Il faut dix ans pour former un médecin, cinq pour une infirmière. Dès lors, la seule formation des professionnels de santé ne peut pas répondre à la problématique d’accès aux soins. En revanche, on peut trouver des pistes de solutions afin de rationaliser l’offre et la demande par le biais de plateformes numériques. Des initiatives vont redonner du temps médical aux patients : l’accès simplifié à l’information à travers des outils numériques, avec des cabines médicales connectées par exemple, ou encore la mise en place de nouveaux métiers, dont celui d’infirmière de pratique avancée. 

Ces solutions numériques amélioreront d’une part nos réponses aux enjeux du système de santé mais aussi les transitions vers des stratégies de prévention où le numérique est un levier. Désormais, les patients ont un accès simple à l’évolution de paramètres, comme le poids, la taille, mais aussi des modifications morphologiques avec l’analyse d’image. En découlent des stratégies de prévention et de dépistage plus simples, puisqu’elles sont dématérialisées et renforcées. En l’occurrence, cela permet de contourner le frein à la consultation, et par là-même celui de l’accès aux soins.

Comment s’assurer du caractère concret des solutions numériques proposées ? 

Qu’il s’agisse de parcours de soins, d’outils de télésurveillance, de gestion de base de données, des solutions peuvent être mises en place afin d’assurer un lien continu entre prise en charge des patients par la médecine de ville ou hospitalière. C’est pourquoi il faut maintenir un niveau d’exigence et d’évaluation fort. Nous devons nous assurer que les solutions numériques amènent un service rendu, une qualité, une amélioration certains. Faute de quoi, une proposition non évaluée peut relever du « gadget ». Pour les médicaments et les dispositifs médicaux, nos stratégies d’évaluation sont aussi importantes que rigoureuses. Il s’agit d’adapter au secteur de la santé numérique des d’exigences fluides, pour ralentir le moins possible, au patient, l’accès à ces solutions digitales. Si ces modes de remise en question existent déjà, il nous incombe de continuer à les renforcer.

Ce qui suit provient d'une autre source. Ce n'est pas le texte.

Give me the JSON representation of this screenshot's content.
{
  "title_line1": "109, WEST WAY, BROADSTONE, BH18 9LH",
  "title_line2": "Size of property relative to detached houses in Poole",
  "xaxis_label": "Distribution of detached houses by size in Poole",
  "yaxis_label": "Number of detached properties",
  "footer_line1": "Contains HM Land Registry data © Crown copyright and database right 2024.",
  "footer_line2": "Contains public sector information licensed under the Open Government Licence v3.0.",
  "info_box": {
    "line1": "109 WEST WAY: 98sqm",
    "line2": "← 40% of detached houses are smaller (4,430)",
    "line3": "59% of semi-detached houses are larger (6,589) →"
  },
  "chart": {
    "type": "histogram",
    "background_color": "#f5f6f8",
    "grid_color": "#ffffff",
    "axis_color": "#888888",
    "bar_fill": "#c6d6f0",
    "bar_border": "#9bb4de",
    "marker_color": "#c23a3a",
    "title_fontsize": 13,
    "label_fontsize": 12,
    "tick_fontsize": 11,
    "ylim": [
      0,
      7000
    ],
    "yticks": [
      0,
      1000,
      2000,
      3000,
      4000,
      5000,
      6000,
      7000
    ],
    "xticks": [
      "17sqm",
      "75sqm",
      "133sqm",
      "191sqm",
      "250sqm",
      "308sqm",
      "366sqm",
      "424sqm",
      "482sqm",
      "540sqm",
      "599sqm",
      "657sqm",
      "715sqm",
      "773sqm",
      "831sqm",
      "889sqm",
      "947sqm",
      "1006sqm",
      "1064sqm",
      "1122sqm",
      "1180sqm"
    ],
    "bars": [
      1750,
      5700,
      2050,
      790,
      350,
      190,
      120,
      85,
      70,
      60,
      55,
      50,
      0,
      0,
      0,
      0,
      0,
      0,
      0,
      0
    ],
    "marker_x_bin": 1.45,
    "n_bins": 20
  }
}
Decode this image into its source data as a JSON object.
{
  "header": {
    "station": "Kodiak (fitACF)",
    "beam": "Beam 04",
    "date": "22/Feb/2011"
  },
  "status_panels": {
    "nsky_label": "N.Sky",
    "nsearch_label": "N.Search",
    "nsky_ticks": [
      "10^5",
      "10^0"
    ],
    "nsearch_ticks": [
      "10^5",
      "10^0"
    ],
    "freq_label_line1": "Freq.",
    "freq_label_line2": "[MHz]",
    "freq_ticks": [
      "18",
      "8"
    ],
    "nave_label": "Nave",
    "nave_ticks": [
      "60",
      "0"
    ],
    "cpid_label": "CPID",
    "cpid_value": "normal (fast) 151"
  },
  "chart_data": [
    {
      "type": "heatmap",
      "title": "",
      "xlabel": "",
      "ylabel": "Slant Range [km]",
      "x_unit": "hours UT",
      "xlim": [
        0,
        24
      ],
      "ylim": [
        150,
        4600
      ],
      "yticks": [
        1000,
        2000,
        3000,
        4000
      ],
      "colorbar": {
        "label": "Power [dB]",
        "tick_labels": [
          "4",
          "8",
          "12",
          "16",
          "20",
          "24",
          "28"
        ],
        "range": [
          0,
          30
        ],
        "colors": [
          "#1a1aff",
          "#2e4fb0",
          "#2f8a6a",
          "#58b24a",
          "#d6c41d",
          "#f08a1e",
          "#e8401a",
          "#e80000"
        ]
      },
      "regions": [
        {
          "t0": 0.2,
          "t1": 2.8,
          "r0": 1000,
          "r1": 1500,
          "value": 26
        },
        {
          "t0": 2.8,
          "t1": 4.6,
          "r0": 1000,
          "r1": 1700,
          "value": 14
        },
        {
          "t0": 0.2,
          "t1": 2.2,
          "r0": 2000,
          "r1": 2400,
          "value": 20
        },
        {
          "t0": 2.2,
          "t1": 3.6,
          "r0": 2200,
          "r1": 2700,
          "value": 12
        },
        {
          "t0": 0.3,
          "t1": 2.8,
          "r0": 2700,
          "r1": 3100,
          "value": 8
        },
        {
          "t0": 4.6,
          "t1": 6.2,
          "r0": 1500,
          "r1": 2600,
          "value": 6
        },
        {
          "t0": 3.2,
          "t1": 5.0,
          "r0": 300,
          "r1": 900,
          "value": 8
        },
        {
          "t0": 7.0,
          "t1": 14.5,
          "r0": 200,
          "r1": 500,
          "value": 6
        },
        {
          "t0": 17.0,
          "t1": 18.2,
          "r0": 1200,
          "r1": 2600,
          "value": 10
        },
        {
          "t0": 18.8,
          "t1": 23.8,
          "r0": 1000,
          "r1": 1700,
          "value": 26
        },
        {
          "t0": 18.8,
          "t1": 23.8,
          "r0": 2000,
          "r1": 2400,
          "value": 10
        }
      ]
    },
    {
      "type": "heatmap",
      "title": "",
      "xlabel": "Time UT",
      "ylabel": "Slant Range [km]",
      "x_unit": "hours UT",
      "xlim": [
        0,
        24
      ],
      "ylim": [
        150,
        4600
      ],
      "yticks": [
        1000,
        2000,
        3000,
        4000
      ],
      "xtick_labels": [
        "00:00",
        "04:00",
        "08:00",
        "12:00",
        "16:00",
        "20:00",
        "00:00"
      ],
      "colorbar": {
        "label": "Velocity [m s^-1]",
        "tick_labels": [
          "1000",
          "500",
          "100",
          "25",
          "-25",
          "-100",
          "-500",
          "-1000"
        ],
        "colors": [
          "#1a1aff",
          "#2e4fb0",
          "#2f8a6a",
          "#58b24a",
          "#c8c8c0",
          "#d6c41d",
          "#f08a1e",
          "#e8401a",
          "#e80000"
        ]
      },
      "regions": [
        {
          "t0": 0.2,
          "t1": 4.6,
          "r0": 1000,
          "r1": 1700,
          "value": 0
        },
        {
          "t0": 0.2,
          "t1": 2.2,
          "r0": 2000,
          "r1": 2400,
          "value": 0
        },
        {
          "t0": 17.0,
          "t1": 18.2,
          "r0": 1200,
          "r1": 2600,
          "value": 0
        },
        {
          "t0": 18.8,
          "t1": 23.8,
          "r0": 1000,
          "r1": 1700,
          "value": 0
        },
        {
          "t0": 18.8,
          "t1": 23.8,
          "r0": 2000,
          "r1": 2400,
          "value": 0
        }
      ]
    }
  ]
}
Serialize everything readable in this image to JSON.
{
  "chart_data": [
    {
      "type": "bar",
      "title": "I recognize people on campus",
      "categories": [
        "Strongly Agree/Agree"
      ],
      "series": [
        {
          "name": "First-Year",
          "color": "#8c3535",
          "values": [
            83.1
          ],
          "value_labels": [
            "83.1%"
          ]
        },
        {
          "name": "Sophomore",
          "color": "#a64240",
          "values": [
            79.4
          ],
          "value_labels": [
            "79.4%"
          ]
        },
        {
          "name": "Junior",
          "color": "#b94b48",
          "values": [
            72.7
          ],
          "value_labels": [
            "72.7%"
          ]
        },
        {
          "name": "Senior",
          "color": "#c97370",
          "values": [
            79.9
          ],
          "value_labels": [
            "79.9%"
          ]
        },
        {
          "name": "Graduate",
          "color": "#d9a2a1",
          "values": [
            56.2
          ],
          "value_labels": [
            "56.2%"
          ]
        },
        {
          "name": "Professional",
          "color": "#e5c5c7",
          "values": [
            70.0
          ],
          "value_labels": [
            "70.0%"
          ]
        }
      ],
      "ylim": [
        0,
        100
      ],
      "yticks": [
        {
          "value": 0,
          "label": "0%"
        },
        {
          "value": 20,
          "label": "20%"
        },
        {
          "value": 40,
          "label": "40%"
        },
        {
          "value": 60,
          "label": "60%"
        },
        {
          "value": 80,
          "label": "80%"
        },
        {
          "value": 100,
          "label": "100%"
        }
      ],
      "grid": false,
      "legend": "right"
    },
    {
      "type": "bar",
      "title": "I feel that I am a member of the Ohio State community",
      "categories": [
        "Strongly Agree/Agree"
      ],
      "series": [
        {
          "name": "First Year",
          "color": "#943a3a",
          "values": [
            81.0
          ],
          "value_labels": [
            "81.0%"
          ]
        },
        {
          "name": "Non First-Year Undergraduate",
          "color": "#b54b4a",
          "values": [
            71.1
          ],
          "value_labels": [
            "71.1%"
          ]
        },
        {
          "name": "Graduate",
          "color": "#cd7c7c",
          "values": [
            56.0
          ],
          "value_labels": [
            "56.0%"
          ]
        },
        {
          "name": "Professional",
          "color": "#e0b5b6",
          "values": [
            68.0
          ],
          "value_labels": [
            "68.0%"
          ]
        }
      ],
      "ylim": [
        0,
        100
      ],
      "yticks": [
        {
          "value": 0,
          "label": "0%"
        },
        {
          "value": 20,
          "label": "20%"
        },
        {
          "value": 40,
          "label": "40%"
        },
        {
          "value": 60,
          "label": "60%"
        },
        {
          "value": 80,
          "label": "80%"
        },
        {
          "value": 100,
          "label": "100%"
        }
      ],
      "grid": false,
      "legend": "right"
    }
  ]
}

"Nous avons également positionné des spécificités d’interopérabilité, de stratégies d’utilisation et d’enjeux éthiques, pour orienter les exigences européennes vers la vision française du numérique en santé"

Enfin, le caractère concret des solutions menées en France se reflète dans notre volonté de les transposer à l’international. Lors de la présidence française du Conseil de l'Union européenne, la France a montré sa volonté de jouer un rôle moteur dans cette dynamique globale. Parmi nos initiatives, on retient celle d’une coordination stratégique européenne autour des données de santé.  Nous avons également positionné des spécificités d’interopérabilité, de stratégies d’utilisation et d’enjeux éthiques, pour orienter les exigences européennes vers la vision française du numérique en santé

Comment PariSanté Campus s’inscrit-il dans cette dynamique ? 

Nous rassemblons des acteurs privés, start-up, groupes, fédérations d’industriels, et des acteurs académiques, de la recherche, ou encore de la formation, au sein du même écosystème qui intègre les institutions. Cet ensemble inédit est rassemblé de façon active sur PariSanté Campus, dans l’optique de faciliter les activités de chacun, mais surtout de promouvoir les synergies et les collaborations. L’objectif reste d’accélérer les innovations, pour que le numérique soit une réponse pertinente et adaptée aux problématiques actuelles du système de santé, ainsi qu’à ses grandes évolutions.

Prochainement, nous aurons le plaisir d’annoncer la première promotion des start-up qui rejoignent PariSanté Campus. Au fil de l’année, nous avons mis au point une dizaine de formats d’animation et d’accélération pour faire en sorte qu’elles deviennent des champions de la santé. Lors de nos Campus Shakers, par exemple, où tous les profils se réunissent pour discuter lors d’une conférence, d’ateliers thématiques sur les enjeux numériques, ou encore l’interopérabilité. 

PariSanté Campus incarne un rôle de catalyseur de ces solutions. Dans le sillage du plan de relance France 2030 et des ambitions de la French Care, nous avons à cœur de faire émerger les leaders de la santé et du numérique. À terme, ces pépites en santé deviendront des champions français internationaux.